In his book Bowling Alone, Harvard researcher Robert Putnam notes that if you belong to no groups but decide to join one, “you cut your risk of dying over the next year in half.”

He explains that there was a gradual rise of participation in Bowling leagues and PTAs and church attendance over the first two thirds of the last century. Then, mysteriously and more or less simultaneously, we stopped doing all those things less often.

The result is we don’t have friends any more.
We just watch reruns of Friends on TV.

Some of you have this cynical voice inside your head. I know what some of you are thinking: “You don’t know my friends! There is no way I am living longer with the amount of drama the people in my life bring!

Others of you may be thinking: “Living a long time isn’t my goal. I would rather eat twinkies on my own and live to be 80 rather than have drama and live to be 100.  Is that an option in this?”

As hard as people can be, when we consider the best moments in life, someone else is either with us or helped us get there. Ortberg reminds us these findings prove what the Bible has said all along:

“You were created for community. You were made for relational connectedness. You were designed by God to love and be loved. To know and be known. To serve and to be served. To celebrate and to be celebrated. To miss out on this is to miss out on the reason God made you.”

Avoid the temptation to give up too soon on relationships. Too often, we move on when relationships start getting deep enough to have the health benefits!

As God works in us, He can work so much more powerfully through us. For the next 24 hours, move slower, listen more carefully to God and to each other, sit quietly with God, and unplug.

We need to reduce our busyness to create room for spontaneous adventures with others.

  • We need to look for those who need a hug.
  • We need to turn off our televisions and spend time in coffee shops.
  • Ultimately, we need to reorient our lives so that we begin to invest in the people we already know and start investing in people who need a friend.
  • Some of us are so exhausted doing things we have to get done or even doing good things that we are missing out on the best things God has for us.

Let me encourage you to try something if you have found yourself too busy. Some time today, take out your calendar and organize your life with the things you know God wants you to do.


Tithing Your Time

I like to think of it like tithing your time. In the past, we have talked about how the Scriptures call us to give the first 10% of our income towards God’s work through the local church. Financial Peace University says to then save 10% and live off of 80% of your salary.

Now do the same thing with time.

  • Let’s say you work 40 to 50 hours per week, take 10% of that and dedicate that many hours to your spouse. That would be one really great date night – 4 to 5 hours of uninterrupted time with your spouse.
  • Take another 10% (4 to 5 hours) for uninterrupted (cell phone free) time with your children.
  • Then take another 4 to 5 hours for investing in your neighbors and friends.
  • Then take another 4 to 5 hours to invest in your spiritual growth and the spiritual growth of others through your local church.
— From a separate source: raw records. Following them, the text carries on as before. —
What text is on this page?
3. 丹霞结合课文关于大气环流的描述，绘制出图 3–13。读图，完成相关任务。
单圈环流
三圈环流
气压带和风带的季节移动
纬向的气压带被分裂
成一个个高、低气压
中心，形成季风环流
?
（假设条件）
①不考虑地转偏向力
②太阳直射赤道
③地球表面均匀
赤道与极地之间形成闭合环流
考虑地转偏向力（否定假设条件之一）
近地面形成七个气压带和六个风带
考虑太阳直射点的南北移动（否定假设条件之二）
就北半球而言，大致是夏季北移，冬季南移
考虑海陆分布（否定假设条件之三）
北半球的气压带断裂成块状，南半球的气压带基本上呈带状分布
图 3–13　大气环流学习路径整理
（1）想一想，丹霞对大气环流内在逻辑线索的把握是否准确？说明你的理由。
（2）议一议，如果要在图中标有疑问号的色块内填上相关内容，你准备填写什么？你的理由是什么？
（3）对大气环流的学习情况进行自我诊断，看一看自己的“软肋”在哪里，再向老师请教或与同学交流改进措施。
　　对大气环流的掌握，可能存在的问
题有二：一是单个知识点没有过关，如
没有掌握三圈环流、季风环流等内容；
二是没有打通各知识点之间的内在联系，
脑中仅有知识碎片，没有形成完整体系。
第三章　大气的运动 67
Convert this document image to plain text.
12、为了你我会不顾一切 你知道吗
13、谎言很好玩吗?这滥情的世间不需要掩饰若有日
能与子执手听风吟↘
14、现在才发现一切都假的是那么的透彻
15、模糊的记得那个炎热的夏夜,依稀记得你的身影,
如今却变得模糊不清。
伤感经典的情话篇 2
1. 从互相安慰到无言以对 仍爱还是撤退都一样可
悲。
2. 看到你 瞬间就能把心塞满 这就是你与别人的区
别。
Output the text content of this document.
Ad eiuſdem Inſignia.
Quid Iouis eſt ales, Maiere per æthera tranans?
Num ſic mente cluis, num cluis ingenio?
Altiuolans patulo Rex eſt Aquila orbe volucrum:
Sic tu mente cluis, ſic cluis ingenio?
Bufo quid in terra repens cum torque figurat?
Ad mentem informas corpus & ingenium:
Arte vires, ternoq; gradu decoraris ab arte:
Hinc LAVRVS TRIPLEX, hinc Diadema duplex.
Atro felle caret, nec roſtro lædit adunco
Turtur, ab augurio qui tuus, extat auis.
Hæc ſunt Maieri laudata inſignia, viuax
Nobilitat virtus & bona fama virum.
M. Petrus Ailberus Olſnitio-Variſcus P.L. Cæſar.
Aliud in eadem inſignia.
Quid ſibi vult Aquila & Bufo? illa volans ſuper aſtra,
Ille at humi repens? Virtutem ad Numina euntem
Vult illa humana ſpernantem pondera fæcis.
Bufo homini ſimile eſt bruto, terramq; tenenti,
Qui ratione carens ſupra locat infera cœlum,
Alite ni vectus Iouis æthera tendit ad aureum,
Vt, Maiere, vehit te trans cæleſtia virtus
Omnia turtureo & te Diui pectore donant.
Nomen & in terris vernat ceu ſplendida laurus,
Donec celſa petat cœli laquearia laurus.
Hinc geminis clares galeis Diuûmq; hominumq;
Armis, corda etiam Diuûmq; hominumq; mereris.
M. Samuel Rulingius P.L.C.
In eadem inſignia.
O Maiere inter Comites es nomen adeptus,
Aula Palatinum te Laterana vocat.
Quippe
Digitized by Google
That is enough time to participate on Sundays, serve as part of a team or network, and discipling others and being discipled with running partners and/or a life group.

Just like giving 10% of our income is just a baseline, 4 to 5 hours with your wife and kids and friends should be the minimum. I don’t mean just watching TV together, but truly spending intentional time together. Start at 4 to 5 hours and grow the time from there. You will be surprised at how much time we actually have in the day that we waste on TV, video games, or the internet.

Jesus said:

“Well done, my good and faithful servant.” Not faithful leader, faithful teacher, faithful artist, faithful hero. Perhaps the way God has created you to serve would be as a leader, teacher, artist, or hero, but are you serving others. Are you looking to meet the needs of others with your gifts and talents? Are you willing to do things that are not in your areas of giftedness or passion in order to meet the needs of others?

Are you willing to do whatever it takes to meet the needs of others? To serve? In the Kingdom of God, the first will be last and last first. Those who serve will be promoted.

Character is more important than talent.